Haushaltsentwurf der Stadt Blieskastel 2010

 

Selbstverständlich anerkennt die Fraktion DIE LINKE im Stadtrat Blieskastel die  Menge an kommunalen Pflichtaufgaben Politik ist ja bekanntlich kein Wunschkonzert!).

Ebenfalls honoriert sie die korrekte Erledigung der „Hausaufgaben“, die die entsprechenden Stellen der Stadt anlässlich der wenig erfreulichen Tätigkeit, einen  Stadthaushalt unter den bekannten dramatischen Bedingungen der Kommunalfinanzen aufzustellen, zu verrichten hatten. (Hierzu sei an die erfreulich offene Mitteilung der Bürgermeisterin am 19.3.2010 in den Blies-kasteler Nachrichten erinnert: Unsere Kommune hat mehr als 50 Millionen Euro Schulden, von denen über 33 Millionen als Kassenkredite geführt werden.
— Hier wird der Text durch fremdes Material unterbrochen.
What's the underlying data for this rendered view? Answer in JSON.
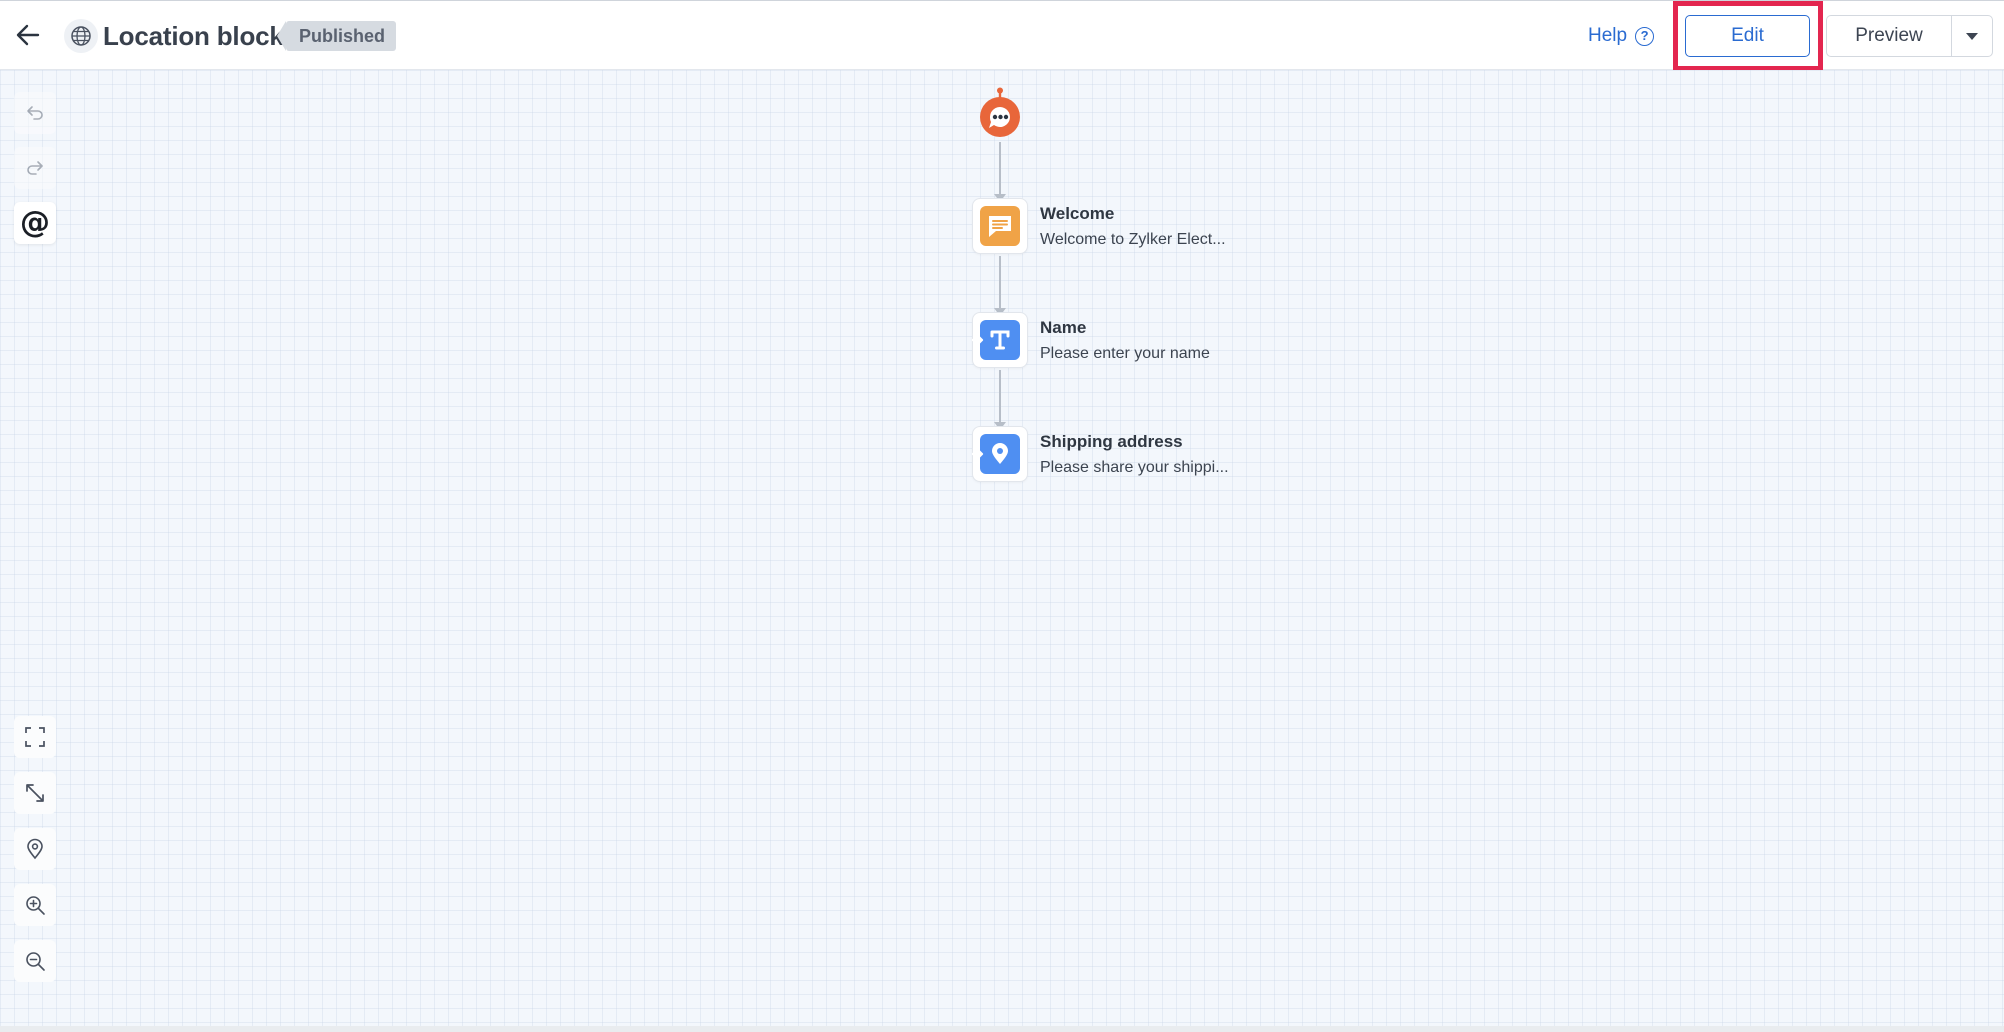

Diese Kredite gelten in der Regel als „schlecht“, weil ihnen keine investiven Entsprechungen entgegen stehen.)

Die LINKSFRAKTION konnte dem Haushaltsentwurf aus mehreren Gründen dennoch nicht zustimmen!

Zum einen fehlt ein Konsolidierungskonzept, das zwar vage von der Koalition aus CDU, Grünen und FDP zum Zeitpunkt der Haushaltsverabschiedung am 29.4.2010 in Aussicht gestellt wurde. Grundsätzlich lässt sich dazu bereits jetzt schon feststellen, dass eine Konsolidierung nur mit möglicherweise vorgesehenen Abgaben- und Gebührenerhöhungen von der LINKEN nicht mitgetragen werden wird.

Die Bürgerinnen und Bürger sind schon genug geschröpft!

Zum anderen hält DIE LINKE eine im Haushalt eingestellte Gewerbesteuer-senkung für fatal. Den Kommunen werden aus einer entscheidenden Einnah-mequelle Gelder entzogen, die im Sinne politisch steuerbarer Investitions-programme fehlen. Hierzu der ehemalige geschäftsführende Vorstand des Saarländischen Städte- und Gemeindetages Richard Nospers: „Durch die Hebesatzsenkungen profitieren quasi gießkannenartig alle Unternehmungen, wohlgemerkt nur die, die überhaupt Gewerbesteuer zahlen… Ein (kommunales) Investitionsprogramm hätte Aufträge bedeutet für die saarländische Wirtschaft und das Handwerk.“ (Saarländische Kommunalzeitschrift vom August/2009)

 

Wer die Zeche bezahlen muss, muss auch mitreden dürfen!

Da die zukünftigen Spar- und Konsolidierungsmaßnahmen Schlimmes befürchten lassen, fordert die DIE LINKE.Blieskastel einen „demokratischen BürgerInnenhaushalt“, wie er in mehreren deutschen Groß(!)städten bereits erfolgreich verwirklicht wird.

Dabei entscheiden die Bürgerinnen und Bürger mit, welche Projekte sie in ihrer Stadt und deren Stadtteilen verwirklicht sehen wollen.

DIE LINKE.Blieskastel wird in absehbarer Zeit allen interessierten Bürgerinnen und Bürgern Informationsveranstaltungen zu diesem Thema anbieten.